Thank you for your appreciation and purchase of my artwork! I hope you will enjoy it as much as I enjoyed creating it.
The following information and care instructions are what I've found work best for these shirts.
While the shirts can be machine washed in warm or cold water (not hot water), the paint does stay in good condition longer if a shirt is hand washed. If you machine wash the shirt, turn it inside out. I've found that turning a shirt inside-out does definitely reduce wear and tear on the painted area.
Letting the shirt air dry on a hanger is the best way to dry it. I have tumble dried them in the clothes dryer, and found that the heat of the dryer damages the paint faster than anything else. While all paint cracks (and if anyone ever finds something that will prevent paint from cracking at all, I want to know it!), a shirt I'd done for my son became so badly cracked after numerous trips through the dryer, that I had to retouch a major portion of the picture about a year after I'd originally painted it.
Any small spots or smudges of paint outside of the picture area will wash out in a few washings. It's almost impossible to handpaint a picture to this degree of detail without an occasional bit of paint straying. The picture itself won't wash out because it has been treated and sealed to preserve it.

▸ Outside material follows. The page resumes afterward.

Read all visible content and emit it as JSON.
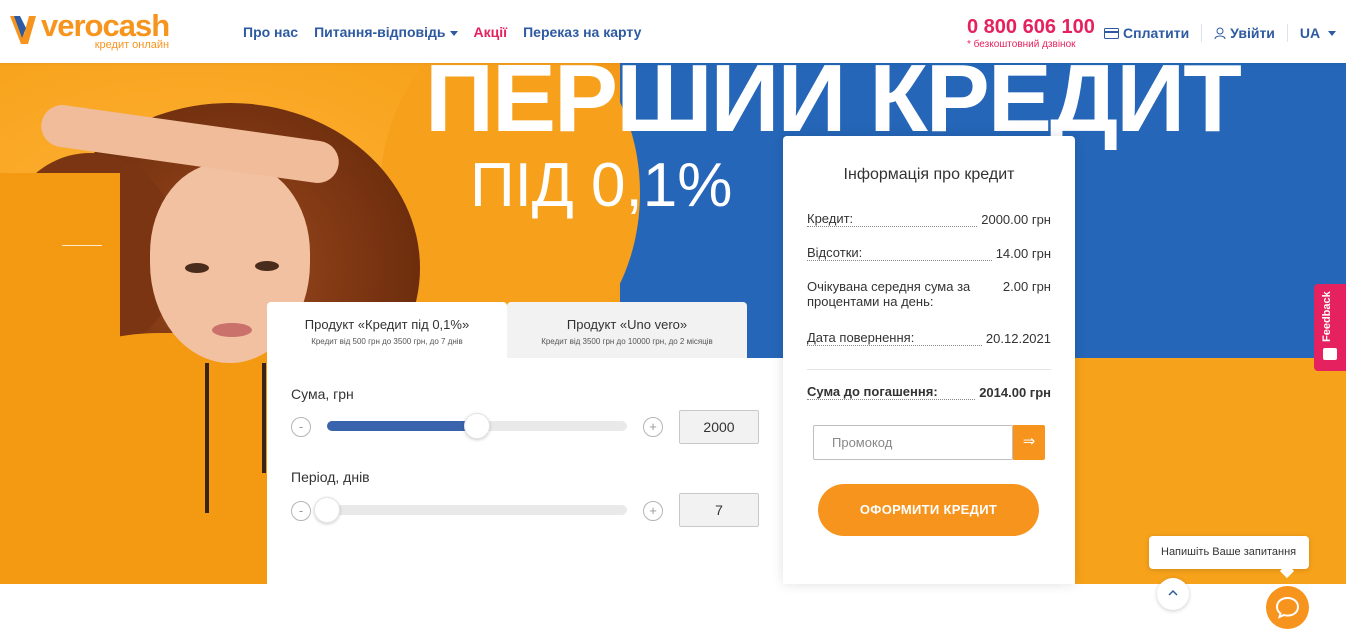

The shirts have been washed one time (necessary to prepare the shirt for being painted), so there should be little or no shrinkage. The paint used to create the artwork on the shirts is acrylic paint. It is possible to touch up and repair shirt pictures that become badly cracked. (Most often the shirts wear out before the pictures, I've cut out and saved a few pictures from worn out shirts because the picture was too good to throw away!) The shortest time a picture ever lasted was the above-mentioned shirt of my son's (and the touch-up picture has lasted much longer).
The longest a picture has lasted, is 15 plus years and counting....the shirt it was on was 10 years old when the shirt finally became too worn out to wear, the picture was cut out of the shirt and saved.

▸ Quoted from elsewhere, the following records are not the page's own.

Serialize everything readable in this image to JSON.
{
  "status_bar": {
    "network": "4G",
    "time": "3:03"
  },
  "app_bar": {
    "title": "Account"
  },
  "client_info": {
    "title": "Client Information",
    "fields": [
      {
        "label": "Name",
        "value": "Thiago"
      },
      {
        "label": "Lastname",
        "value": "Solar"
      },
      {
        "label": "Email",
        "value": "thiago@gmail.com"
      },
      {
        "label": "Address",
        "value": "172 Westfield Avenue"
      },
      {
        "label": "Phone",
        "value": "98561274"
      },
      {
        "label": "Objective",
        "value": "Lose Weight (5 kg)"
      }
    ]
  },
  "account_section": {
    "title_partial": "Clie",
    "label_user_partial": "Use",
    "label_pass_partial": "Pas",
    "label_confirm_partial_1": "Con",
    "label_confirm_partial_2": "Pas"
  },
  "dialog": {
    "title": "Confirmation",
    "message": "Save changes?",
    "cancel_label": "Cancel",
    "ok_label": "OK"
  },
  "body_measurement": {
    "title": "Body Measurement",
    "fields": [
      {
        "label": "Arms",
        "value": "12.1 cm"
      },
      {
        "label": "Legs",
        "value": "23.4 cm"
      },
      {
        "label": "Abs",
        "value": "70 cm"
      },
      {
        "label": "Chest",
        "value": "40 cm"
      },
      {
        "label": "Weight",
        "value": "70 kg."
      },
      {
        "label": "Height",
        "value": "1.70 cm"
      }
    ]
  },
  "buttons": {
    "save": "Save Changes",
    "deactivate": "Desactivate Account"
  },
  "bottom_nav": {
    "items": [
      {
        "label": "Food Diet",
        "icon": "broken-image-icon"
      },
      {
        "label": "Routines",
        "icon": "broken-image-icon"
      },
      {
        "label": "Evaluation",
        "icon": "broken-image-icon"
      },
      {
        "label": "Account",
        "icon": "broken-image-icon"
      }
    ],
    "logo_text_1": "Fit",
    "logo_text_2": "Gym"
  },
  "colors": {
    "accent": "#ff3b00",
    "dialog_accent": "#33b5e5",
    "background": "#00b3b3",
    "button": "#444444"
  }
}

Shirt saving tips that might someday prove useful...once I had a newly painted shirt that I managed to tear a hole in the sleeve of. Instead of discarding the shirt, I fringed it and wore it as a sleeveless fringed shirt. This also worked to save a shirt of my daughter's when she tore the bottom of it, I fringed the bottom of the shirt and put multicolored plastic beads on the fringe. Once my son got black ink on a shirt, and I painted a small ladybug there, using the black ink stain in the painting.
A few more ideas for using the pictures once a shirt is outgrown, outworn, damaged, or otherwise not wearable.
A friend of mine whose shirt became worn out, cut out the picture and sewed it onto a pillow. She also cut out a picture from another worn out shirt and used the picture as the centerpiece of a patchwork quilt. Another person who had a shirt I made, sewed the picture onto the side of a purse after a mishap that ripped the back of her shirt badly enough that it wasn't wearable. One person just cut out the picture and framed it and hung it on his wall!
When I cut the picture from a shirt, I cut an area at least an inch wider than the picture, all the way around. If I can, I'll cut more than an inch of extra fabric width all the way around the picture. The extra fabric not only keeps the picture from being accidentally cut, it also is used when sewing a picture to something else.